Two Italian professors of chemistry, Vittorio Elia and Marcella Niccoli measured the amount of heat emanating from plain double-distilled water and compared that with double-distilled water in which a substance was placed. Both the control water and the treated water underwent consecutive dilution between one to thirty times, with vigorous shaking in-between each dilution, which represents the common pharmacological method in which homeopathic medicines are made.
The researchers conducted over 500 experiments, approximately half of which were made with double-distilled water that was mixed with a specific acid and base substance and half were in the control group of only double-distilled water. The researchers found that 92% of the test solutions with the added acid or base substance had higher than expected heat emanating from them (sodium chloride was one of the salt substances and a type of vinegar was one of the acid substances tested).

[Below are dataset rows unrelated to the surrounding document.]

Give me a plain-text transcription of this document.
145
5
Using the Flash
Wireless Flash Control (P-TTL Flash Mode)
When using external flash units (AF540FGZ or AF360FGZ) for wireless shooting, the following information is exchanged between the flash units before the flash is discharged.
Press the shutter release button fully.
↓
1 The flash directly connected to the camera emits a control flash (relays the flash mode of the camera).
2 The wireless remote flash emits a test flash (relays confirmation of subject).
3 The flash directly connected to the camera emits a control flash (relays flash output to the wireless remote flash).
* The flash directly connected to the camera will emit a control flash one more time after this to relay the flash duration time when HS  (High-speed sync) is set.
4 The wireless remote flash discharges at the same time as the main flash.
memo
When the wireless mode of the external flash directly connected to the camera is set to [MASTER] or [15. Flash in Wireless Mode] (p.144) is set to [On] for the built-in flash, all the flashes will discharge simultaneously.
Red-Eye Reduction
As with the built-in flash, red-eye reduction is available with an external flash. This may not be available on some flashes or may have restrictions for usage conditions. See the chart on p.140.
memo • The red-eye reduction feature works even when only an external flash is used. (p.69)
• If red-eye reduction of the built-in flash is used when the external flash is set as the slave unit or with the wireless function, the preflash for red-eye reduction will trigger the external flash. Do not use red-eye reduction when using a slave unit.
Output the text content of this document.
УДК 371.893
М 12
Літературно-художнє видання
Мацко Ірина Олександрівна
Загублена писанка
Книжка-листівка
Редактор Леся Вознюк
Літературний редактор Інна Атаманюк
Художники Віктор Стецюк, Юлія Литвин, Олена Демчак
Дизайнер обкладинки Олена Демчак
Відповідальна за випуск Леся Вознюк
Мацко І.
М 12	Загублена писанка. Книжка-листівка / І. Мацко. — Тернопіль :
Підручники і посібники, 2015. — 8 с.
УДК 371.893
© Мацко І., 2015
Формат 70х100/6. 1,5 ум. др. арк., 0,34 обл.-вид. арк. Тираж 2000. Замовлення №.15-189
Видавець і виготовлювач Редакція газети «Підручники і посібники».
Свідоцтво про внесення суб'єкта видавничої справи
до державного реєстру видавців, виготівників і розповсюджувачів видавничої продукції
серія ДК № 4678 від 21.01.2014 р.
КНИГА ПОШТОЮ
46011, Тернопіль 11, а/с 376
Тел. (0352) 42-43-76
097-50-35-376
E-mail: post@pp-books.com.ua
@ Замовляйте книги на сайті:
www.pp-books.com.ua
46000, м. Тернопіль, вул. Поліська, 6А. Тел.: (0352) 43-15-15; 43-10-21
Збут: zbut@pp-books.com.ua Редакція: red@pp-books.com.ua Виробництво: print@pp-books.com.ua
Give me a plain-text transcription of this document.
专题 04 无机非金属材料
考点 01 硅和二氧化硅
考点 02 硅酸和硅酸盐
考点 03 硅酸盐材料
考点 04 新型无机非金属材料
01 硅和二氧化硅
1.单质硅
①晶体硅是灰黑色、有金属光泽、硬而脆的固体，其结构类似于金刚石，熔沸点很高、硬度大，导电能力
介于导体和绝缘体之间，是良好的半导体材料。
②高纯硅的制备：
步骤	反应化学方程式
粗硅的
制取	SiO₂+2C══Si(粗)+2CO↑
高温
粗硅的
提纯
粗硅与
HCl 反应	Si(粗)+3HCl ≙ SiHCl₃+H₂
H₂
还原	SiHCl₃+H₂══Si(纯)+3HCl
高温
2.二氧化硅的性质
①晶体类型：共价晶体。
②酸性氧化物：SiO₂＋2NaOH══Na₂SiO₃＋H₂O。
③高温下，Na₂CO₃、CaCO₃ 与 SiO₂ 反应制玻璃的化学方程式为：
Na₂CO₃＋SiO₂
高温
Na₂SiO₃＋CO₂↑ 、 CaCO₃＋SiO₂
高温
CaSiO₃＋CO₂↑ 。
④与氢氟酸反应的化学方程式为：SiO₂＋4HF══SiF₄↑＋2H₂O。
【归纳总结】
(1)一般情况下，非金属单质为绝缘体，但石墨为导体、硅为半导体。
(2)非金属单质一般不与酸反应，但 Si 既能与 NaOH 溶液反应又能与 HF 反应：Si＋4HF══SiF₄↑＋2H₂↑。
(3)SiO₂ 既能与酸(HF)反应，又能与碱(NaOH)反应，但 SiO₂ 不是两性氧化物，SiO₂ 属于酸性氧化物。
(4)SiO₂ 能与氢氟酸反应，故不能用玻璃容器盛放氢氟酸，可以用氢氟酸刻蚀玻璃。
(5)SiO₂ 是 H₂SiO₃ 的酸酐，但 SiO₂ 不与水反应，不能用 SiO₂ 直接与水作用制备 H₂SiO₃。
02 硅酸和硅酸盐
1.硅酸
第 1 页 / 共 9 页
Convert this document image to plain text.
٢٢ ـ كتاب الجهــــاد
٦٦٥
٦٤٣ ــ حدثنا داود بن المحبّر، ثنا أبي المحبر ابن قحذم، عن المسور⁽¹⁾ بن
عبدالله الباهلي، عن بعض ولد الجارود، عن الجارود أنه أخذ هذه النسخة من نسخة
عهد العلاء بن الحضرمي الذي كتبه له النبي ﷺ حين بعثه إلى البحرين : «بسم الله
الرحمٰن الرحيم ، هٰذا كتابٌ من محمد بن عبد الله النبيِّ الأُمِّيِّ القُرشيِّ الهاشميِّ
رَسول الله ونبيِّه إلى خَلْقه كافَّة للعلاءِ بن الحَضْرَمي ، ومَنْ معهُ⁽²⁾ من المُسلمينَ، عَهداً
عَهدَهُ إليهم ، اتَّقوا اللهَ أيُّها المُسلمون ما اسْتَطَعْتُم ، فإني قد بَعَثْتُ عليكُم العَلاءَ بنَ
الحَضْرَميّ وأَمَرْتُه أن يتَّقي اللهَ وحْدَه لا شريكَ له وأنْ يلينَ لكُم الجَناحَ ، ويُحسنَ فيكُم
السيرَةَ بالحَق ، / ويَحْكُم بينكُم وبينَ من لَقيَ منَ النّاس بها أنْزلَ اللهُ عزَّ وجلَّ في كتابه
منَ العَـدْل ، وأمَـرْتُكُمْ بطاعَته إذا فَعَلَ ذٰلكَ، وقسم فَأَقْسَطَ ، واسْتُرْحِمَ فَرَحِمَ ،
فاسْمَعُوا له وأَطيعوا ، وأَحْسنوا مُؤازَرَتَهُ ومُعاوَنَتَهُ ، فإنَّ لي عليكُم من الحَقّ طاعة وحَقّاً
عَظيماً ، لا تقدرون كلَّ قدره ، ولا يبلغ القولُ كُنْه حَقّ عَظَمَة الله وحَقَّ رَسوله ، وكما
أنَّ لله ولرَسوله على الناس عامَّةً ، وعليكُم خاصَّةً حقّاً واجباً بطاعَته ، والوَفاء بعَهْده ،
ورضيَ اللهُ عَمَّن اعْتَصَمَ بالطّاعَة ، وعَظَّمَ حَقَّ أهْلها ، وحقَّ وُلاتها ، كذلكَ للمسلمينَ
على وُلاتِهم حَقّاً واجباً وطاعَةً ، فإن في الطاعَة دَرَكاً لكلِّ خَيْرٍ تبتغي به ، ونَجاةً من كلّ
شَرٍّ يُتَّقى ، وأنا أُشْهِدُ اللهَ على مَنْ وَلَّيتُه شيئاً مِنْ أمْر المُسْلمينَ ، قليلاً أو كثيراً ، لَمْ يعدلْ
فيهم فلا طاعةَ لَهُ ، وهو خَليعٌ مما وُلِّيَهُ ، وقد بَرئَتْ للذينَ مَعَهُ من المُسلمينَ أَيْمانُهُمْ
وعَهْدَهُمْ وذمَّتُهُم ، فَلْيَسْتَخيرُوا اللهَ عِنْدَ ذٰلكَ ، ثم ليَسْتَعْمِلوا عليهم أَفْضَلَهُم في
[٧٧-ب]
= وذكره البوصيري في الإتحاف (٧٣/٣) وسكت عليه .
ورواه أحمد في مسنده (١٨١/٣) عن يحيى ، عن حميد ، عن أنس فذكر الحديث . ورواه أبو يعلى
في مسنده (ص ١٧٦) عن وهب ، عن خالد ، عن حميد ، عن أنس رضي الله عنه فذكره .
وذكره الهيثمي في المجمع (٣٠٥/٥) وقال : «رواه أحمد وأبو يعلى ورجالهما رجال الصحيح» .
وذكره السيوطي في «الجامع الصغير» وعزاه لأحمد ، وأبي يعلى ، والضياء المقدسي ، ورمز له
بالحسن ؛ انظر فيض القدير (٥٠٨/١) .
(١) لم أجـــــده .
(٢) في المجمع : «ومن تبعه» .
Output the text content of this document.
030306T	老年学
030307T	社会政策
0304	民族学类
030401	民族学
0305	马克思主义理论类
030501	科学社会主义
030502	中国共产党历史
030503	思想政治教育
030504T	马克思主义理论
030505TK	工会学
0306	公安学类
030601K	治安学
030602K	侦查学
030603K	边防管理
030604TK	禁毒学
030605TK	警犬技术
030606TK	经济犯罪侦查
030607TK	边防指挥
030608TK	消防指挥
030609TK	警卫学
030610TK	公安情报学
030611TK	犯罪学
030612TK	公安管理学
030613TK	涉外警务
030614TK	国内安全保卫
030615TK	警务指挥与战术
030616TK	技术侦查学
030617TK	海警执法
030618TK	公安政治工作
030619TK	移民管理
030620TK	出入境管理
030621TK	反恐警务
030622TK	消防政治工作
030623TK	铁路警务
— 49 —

Dr. Vittorio Elia, the lead researcher, asserted, “We are setting the basis for a new science: the physics-chemistry of homeopathic water. These results make for a strong support to the hypothesis of the existence of a memory of water.”
This study confirms that there is something there in homeopathic water. It should now be known that physicians and scientists who assume that there is nothing in homeopathic medicines are showing their own ignorance of the scientific literature.
Some skeptics insist that research on homeopathy is mandatory since the exceptionally small doses used do not make sense and there is no known mechanism for action for these drugs.
While it is true that homeopaths presently do not know precisely how the homeopathic microdoses work, there are some compelling theories about their mechanism of action. And although homeopaths may not understand how their medicines work, keep in mind that leading contemporary pharmacologists readily acknowledge that there are many commonly prescribed drugs today, whose mechanism of action remains unknown, but this gap in knowledge has yet to stop physicians from prescribing them.
Another recent study, published in the American Journal of Pediatrics, tested homeopathic medicine for the treatment of a condition recognized to be the most serious public health problem today, childhood diarrhea. Over 5 million children die each year as the result of diarrhea, mostly in nonindustrialized countries. Conventional physicians prescribe oral rehydration therapy, but this treatment does not fight the infection that underlies the diarrhea.
Conducted in Nicaragua in association with the University of Washington and the University of Guadalajara, this randomized double blind, placebo-controlled study of 81 children showed that an individually chosen remedy provided statistically significant improvement of the children’s diarrhea as compared to those given a placebo. Children given the homeopathic remedy were cured of their infection 20% faster than those given a placebo, and the sicker children responded most dramatically to the homeopathic treatment. A total of 18 different remedies were used in this trial, individually chosen based on each child’s symptoms. This trial, individually chosen based on each child’s symptoms.
A study of the homeopathic treatment of migraine headache was conducted in Italy. Sixty patients were randomized and entered into a double blind, placebo-controlled trial. Patients regularly filled out a questionnaire on the frequency, intensity, and characteristics of their head pain. They were prescribed a single dose of a 30c remedy at four separate times over two-week intervals. Eight remedies were considered, and prescribers were allowed to use any two with a patient. While only 17% of patients given a placebo experienced relief of their migraine pain, an impressive 93% of patients given an individualized homeopathic medicine experienced good results.
In addition to various studies on human health, there have also been some animal studies. British researchers have conducted trials showing that homeopathic medicines, specifically Caulophyllum 30c, could lower the rate of stillbirths in pigs. Here the question of the placebo effect does not arise.
One important reason for such adverse opinion against homoeopathy by so called scientists and researchers is the increasing awareness about the efficacy of homoeopathic medicines among the conventional medical practitioners. Thousands of the ‘allopath’ doctors are veering towards the practice of homoeopathy all over the world. Imagine how great a loss this is for the allopathic pharmaceutical industry.